裸足のランチ
「見えたぞ、ほら」
ケイン……エリの親父さんが魔物馬ガールの背で振り返る。彼の指す先には、いくつか丘を越えた彼方にではあるけど屋敷とサイロのものらしい煉瓦色の屋根が並んでいるのが見えた。まだ距離は一キロ以上ありそうなんで、敷地はかなり広いようだ。

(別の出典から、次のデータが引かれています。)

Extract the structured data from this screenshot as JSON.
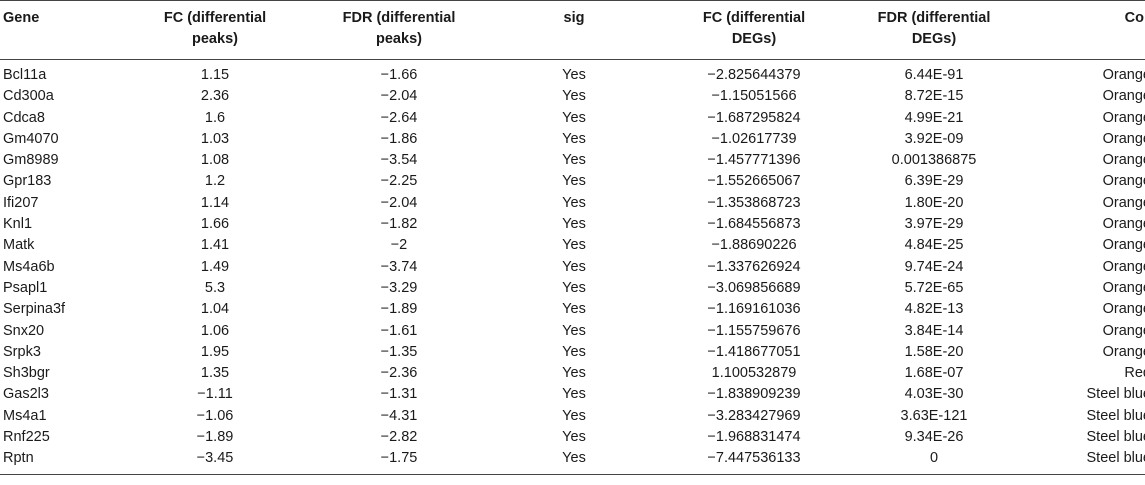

ジュニパーの遠縁みたいな感じの混血馬のお嬢さんは名をティアラというのだそうな。名前の元になったのは、彼女の鬣。全力疾走すると魔力で髪飾りのように白く輝くからだって。見てみたいな。そう思ったところで視線に気付いたのかフワリと笑って少しだけ輝かせてくれた。
「うん、綺麗だなティアラ」
そういうと、ふんふんと満足そうに頷く。
「もしかして、この子かなり賢い?」
「うん♪」
なんでか運転席のジュニパーさんが満足そうにドヤ顔なのがよくわからん。水棲馬ガールと混血馬ガールは独自の何かでコミュニケートしてるっぽい。
「ティアラちゃん、今年で六歳だって」
「へえ、ジュニパーより年下か。彼女って、ジュニパーみたいな人型にはなれるのか?」
「えっと……まだ、なれないみたい。なる気がないのかな。もう少し大きくなったら、わかんないけど」
え、そんなもんなのか? 意欲や年齢だけの問題? ホントに?
「ティアラちゃん、育ってきた環境もぼくと似てるみたい」
「それって……研究施設育ち? 親父さん、そうなの?」
「ああ。でも、研究施設というのとは少し違うか。俺が元いた職場の上司が魔女でな」
「……いや、意味わかんない」
「ティアラの両親は、その魔女の眷属だ」
……ナニいってんだ、このひと。
でも待て、さっきミュニオが“たぶん中位魔導師”とかいってた気がする。つうことは、マジで魔女の弟子なのか。いや、でも上司? 職場? なんの話だ?
「親父さんって、魔法使いなの?」
「ああ。正確には“魔導師”だな。若い頃システムエンジニアだった経験が生きて、ミドルクラスまでは昇進したよ」
たぶん、あたしの頭上には無数の疑問符が浮かんでいるんだろう。親父さんは笑って首を振る。
「困惑するのも、脈絡が理解できないのもわかる。我ながら実際、何から何まで、おかしな話だからな」
話しながらゆっくり丘を下り登りまた下り登り。のどかにパカパカと進みつつも健脚なティアラ嬢に助けられて、すぐに牧場の柵が見えてきた。